Many years ago, Before Children, I worked at what was then called Social Welfare in the National Superannuation section. I gradually became aware that many men died within a year of retiring from work. I talked to many co-workers about this, and the conclusion we came to was that basically, these men had lost a sense of purpose, and with it, the will to live. If they made it through the first year, they'd generally live to a ripe old age. No statistics to back any of these up, just observation. Women of that generation (who were turning 60 back in the Seventies) were generally not working in paid employment, so never retired, just carried on doing what they always did.
Farmers were particularly likely to die early. The farmer usually lost not only his purpose, but his home and playground. They retired to the beach they'd dreamed of for decades, built a beautiful home that the wife had dreamed of for decades - and he found that there was nothing to do! That fishing, which had been relaxing when it happened just occasionally, was terminally boring when he had to do it for hours every days because the wife chased him out of the house, not wanting him underfoot all day. He no longer had his exercise routine (farming being hard physical work), and his mates. He was lost.
It's over 28 years since I left paid employment, but since I decided to homeschool 22 years ago, I have felt that I had a job, a career, a vocation, even if I didn't get paid money to do it. Before Mac and I had children, I had insisted that I was not going to be a housewife: that once we had children my primary job would be looking after the kids, just as his was earning money. That we should go on sharing the work as we always had.
But here I am, 57 years old, redundant, and untrained for any paid employment. Most of all though, I feel like those farmers: lacking purpose, lacking mates, lacking a sense of day to day usefulness, and living a fairly isolated life.

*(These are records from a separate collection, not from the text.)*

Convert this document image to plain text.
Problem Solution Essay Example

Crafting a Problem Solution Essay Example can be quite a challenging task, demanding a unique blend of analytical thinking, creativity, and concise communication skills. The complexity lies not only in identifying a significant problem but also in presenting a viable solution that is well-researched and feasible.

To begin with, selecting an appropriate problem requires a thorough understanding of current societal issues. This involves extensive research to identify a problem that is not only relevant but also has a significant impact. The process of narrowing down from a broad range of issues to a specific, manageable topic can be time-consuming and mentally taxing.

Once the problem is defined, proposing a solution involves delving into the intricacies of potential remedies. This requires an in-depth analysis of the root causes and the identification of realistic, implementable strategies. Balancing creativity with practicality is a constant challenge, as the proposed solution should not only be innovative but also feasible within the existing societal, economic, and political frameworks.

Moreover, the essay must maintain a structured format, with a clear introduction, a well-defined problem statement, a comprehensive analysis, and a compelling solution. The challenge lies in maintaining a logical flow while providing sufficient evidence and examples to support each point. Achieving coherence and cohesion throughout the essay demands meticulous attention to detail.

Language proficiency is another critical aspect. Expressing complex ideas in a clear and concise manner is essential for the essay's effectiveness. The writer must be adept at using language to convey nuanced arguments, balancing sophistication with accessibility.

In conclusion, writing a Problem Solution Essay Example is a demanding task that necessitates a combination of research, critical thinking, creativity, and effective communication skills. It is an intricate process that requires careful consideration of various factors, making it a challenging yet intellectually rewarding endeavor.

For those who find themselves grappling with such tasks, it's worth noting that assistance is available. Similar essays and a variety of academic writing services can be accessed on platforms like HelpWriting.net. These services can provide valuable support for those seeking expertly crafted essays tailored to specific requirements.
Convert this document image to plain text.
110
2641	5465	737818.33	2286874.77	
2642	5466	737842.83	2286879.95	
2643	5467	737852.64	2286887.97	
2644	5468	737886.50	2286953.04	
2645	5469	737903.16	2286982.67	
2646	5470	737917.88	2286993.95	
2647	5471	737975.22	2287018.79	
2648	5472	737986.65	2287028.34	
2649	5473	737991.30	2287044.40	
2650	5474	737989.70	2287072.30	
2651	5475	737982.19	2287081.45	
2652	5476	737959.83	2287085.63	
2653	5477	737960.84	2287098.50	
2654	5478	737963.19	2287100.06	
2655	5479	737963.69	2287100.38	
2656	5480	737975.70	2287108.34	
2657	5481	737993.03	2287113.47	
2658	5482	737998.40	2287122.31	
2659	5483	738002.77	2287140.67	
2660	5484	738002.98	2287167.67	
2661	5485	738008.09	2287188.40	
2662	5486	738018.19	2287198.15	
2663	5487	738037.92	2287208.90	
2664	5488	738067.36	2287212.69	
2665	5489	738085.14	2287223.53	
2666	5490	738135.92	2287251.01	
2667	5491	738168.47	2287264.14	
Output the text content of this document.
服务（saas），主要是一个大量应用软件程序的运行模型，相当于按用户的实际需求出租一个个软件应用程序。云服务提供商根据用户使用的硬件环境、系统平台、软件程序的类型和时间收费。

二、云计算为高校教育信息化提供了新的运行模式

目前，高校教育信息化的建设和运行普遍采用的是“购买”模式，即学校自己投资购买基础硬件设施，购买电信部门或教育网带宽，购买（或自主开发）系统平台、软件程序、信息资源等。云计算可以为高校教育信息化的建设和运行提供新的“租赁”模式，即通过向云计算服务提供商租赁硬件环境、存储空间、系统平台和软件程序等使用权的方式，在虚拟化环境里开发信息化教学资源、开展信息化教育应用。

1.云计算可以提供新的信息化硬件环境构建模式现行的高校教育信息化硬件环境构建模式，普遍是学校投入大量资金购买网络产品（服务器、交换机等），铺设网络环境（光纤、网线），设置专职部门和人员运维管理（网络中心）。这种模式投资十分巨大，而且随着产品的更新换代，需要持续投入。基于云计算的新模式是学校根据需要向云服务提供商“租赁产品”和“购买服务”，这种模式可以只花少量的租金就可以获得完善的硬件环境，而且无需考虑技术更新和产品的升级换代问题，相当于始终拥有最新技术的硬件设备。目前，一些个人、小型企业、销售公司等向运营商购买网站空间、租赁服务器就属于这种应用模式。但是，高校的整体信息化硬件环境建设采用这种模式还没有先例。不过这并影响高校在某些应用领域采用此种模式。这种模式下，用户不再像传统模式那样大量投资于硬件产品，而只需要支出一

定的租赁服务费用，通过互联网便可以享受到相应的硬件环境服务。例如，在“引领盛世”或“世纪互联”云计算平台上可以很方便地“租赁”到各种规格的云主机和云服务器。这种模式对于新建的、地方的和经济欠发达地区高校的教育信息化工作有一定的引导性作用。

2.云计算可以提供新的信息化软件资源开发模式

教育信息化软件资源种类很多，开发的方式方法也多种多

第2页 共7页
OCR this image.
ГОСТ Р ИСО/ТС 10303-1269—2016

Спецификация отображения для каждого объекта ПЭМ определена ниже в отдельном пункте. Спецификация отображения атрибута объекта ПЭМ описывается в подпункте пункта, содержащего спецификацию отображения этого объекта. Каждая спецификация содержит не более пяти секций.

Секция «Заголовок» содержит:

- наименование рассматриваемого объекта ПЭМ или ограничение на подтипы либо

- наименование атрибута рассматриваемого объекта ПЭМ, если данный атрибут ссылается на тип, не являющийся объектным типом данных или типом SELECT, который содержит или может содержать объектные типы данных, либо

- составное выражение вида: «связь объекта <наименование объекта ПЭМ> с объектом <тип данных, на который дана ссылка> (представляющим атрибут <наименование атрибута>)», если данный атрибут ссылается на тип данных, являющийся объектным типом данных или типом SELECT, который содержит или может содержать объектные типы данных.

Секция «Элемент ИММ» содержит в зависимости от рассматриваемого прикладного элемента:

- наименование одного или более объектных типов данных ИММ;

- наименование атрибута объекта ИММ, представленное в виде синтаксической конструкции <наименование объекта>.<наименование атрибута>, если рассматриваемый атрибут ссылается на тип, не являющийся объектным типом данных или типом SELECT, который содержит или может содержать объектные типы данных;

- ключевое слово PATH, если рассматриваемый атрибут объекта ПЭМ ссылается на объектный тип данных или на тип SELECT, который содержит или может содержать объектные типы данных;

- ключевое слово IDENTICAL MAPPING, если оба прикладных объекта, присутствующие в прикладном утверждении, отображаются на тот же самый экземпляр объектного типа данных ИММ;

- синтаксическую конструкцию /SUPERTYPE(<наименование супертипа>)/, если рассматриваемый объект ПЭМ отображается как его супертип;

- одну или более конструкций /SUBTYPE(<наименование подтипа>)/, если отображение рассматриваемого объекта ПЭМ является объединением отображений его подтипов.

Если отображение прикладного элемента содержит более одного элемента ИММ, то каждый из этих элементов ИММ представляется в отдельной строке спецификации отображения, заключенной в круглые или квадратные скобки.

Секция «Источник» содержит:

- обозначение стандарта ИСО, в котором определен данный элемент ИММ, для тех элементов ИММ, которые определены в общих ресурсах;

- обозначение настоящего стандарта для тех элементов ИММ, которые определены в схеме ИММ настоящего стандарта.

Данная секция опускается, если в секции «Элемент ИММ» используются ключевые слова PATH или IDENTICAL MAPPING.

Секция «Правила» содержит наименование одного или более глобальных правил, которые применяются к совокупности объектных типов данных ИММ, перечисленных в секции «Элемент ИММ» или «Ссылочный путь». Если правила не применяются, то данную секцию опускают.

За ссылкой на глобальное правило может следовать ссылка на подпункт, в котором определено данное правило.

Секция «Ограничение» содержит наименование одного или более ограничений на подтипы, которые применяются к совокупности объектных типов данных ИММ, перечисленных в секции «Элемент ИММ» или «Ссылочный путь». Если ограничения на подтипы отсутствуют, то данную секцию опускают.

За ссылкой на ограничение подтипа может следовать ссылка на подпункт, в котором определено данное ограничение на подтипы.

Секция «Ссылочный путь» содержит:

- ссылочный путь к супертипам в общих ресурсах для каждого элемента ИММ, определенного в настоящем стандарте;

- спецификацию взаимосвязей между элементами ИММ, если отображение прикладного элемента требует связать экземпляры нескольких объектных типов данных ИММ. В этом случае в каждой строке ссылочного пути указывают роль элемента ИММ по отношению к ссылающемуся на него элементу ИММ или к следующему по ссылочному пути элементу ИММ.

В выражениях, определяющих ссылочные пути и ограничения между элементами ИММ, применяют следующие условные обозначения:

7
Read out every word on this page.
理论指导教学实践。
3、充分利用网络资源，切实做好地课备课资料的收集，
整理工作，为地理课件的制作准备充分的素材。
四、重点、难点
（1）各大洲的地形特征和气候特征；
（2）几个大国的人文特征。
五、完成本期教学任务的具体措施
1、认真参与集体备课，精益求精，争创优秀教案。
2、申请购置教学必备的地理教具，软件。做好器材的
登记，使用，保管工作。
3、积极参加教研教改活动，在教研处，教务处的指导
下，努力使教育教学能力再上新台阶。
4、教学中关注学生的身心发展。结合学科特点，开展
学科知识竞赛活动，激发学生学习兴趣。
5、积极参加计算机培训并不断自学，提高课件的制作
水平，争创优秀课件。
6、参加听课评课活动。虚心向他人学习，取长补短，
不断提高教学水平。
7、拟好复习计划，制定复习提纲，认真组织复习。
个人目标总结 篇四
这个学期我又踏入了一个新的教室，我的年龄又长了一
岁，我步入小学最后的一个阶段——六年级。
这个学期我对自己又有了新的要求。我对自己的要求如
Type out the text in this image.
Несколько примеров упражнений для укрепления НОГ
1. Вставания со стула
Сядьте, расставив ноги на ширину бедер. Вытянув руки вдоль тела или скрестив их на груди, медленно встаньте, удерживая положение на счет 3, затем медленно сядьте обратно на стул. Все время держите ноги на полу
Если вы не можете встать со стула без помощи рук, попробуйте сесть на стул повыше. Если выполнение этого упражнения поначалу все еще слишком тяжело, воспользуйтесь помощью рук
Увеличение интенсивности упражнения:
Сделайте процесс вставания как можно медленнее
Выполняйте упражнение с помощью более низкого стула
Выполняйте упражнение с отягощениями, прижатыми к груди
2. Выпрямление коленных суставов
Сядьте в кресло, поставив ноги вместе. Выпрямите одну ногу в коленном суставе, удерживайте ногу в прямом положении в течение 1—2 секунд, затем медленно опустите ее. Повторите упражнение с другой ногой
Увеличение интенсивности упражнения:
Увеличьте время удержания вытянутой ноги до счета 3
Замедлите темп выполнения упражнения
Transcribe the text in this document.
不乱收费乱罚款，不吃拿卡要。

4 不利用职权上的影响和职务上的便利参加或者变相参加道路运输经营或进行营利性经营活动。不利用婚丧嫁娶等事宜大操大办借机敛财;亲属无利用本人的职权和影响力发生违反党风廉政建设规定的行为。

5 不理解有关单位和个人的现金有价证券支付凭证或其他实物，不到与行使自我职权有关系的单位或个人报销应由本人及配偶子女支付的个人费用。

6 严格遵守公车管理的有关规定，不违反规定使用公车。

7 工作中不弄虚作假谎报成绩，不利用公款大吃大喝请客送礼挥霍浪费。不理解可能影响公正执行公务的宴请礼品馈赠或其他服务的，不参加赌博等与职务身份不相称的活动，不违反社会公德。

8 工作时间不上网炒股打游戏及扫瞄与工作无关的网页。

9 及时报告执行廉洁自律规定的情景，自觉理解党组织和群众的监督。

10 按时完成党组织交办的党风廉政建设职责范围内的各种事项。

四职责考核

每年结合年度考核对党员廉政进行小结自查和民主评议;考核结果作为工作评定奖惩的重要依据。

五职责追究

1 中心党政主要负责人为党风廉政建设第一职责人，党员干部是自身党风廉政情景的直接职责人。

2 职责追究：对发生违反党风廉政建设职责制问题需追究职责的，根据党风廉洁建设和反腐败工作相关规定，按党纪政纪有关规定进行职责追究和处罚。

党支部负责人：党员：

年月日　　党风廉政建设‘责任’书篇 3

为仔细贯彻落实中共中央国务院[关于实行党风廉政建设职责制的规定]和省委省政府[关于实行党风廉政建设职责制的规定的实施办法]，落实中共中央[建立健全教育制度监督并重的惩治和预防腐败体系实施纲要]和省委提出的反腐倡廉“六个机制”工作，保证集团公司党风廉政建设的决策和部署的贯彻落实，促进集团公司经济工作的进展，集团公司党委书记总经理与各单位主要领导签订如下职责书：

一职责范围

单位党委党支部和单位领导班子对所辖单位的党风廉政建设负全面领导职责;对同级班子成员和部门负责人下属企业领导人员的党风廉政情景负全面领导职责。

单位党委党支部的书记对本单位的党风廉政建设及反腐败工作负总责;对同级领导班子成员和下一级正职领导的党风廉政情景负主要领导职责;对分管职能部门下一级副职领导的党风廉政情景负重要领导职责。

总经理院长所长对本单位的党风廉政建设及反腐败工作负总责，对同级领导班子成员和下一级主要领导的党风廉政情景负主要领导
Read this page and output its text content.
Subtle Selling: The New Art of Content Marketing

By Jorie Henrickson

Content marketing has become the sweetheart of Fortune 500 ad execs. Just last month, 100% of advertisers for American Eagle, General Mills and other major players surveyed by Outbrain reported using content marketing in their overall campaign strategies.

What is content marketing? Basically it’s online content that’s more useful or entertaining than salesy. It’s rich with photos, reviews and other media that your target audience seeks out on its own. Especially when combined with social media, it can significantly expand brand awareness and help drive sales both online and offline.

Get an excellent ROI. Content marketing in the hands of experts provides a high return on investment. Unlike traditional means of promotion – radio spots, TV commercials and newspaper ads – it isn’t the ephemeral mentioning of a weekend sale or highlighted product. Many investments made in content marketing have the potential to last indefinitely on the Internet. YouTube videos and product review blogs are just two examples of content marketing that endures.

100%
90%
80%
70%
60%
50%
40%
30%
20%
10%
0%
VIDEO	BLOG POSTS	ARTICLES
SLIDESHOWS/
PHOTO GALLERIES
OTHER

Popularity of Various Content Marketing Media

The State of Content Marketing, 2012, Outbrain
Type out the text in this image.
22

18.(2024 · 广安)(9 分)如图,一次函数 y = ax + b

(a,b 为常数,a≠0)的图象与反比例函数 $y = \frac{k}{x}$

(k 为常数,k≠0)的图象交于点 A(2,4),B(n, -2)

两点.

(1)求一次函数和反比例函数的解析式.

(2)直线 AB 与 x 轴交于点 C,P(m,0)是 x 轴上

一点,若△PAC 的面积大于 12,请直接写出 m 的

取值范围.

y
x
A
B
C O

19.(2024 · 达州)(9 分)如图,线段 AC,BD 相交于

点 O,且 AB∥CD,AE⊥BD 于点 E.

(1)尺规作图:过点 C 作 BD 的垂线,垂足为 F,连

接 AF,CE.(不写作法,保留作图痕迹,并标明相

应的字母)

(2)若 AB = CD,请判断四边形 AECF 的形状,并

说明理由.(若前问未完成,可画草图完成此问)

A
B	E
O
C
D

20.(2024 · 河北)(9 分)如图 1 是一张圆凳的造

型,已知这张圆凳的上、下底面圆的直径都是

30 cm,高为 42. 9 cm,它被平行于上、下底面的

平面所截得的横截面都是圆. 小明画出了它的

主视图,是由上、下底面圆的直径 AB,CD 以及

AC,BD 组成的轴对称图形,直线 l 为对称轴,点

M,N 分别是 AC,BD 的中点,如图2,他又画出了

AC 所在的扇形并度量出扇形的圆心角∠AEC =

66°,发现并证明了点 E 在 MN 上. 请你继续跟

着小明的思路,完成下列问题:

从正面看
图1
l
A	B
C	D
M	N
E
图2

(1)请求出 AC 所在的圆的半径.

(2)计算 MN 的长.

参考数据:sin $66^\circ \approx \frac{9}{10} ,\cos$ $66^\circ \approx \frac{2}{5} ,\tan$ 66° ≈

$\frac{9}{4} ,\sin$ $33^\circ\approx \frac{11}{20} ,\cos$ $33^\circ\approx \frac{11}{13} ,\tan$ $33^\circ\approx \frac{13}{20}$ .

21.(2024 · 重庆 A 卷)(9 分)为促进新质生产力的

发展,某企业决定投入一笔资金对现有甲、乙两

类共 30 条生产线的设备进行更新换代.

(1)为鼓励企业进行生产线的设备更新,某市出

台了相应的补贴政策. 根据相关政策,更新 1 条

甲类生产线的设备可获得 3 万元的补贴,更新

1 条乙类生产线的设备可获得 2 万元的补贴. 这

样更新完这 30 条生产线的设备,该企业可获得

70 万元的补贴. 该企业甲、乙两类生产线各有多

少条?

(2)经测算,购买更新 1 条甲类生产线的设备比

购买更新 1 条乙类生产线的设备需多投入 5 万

Living in the country, I feel that there is not much point in trying to get a job: at my age and without any relevant qualifications, any job I could get would be unlikely to pay for much more than the costs of getting there and back. Which might be okay if it was an interesting, stimulating job, but that is not a likely scenario.
I have lots of things I want to do (growing food and developing our land, making books and doing other craft work, learning again to make my own clothes) but it is the people factor that is the problem. I want to be available to my children when they need me, or just want to spend time with me - but that is very irregular, and I will
not inflict nagging demands to visit on them the way my mother did to me. I want to spend time with my grandchildren, but with petrol the cost it is that cannot be a weekly arrangement, and with them going to school, weekends are the most practical time - but that is also the only time I have to spend with Mac.
For 28 years my social life has revolved around my children: from antenatal classes, through La Leche League, Playcentre, Kindergarten, homeschool groups, dancing, Jazz Society evenings, almost everything I have done has been for, with, or focused on my sons. I don't really know how to relate to people outside those boundaries, without the excuse, the reason, the purpose, of my sons. Of my three best friends, all made within that world of children, two live in other countries now. And then there are my relationships with my sons, who I also feel are my other 'best friends'. Well, now it seems I need to find new friends - and I haven't a clue how!
In the past I have laughed at jokes about women suffering from 'empty nest syndrome', but now I know it isn't funny, and I think perhaps homeschooling mothers may be hit particularly hard by it.
This all sounds so whiny! I'm trying desperately not to fall into a whiny, self-pitying, weepy heap - after all, there are so many people who would love to have my problems (as someone commented recently to another woman I know who was complaining of problems that would seem insignificant to billions around the world).
However, feelings cannot be looked at in terms of other people's situations. Years ago when I was recovering from a D & C after a third miscarriage, weeping quietly under the covers, a nurse told me not to be so self-centred - that there was a 70 year old diabetic blind woman at the other end of the ward who had just had her leg amputated, so I should be happy I wasn't her. More recently a friend told me that I should be grateful that I see my sons as often as I do, which is more often than she sees hers, and that I don't have the same problems in my relationship that she has in hers. These kinds comparisons and belittling of my pain don't help me feel better, even when I am not suffering a bout of depression.
But depression is an illness, and I have been struggling to keep afloat these past six months. One of the things that helps me keep my head above the waters of depression is spending time with people I care about, but with friends overseas and sons growing up and out into their own adult lives, I need new relationships. I am socially inept, I don't know how to find them, and I am scared of investing in relationships only to find rejection when they too see my depression as self-centred, unreasonable, intolerable.
I can't blame them: it is self-centred, unreasonable, intolerable - and very, very lonely.
I wonder if I will make it through my first year of 'retirement'.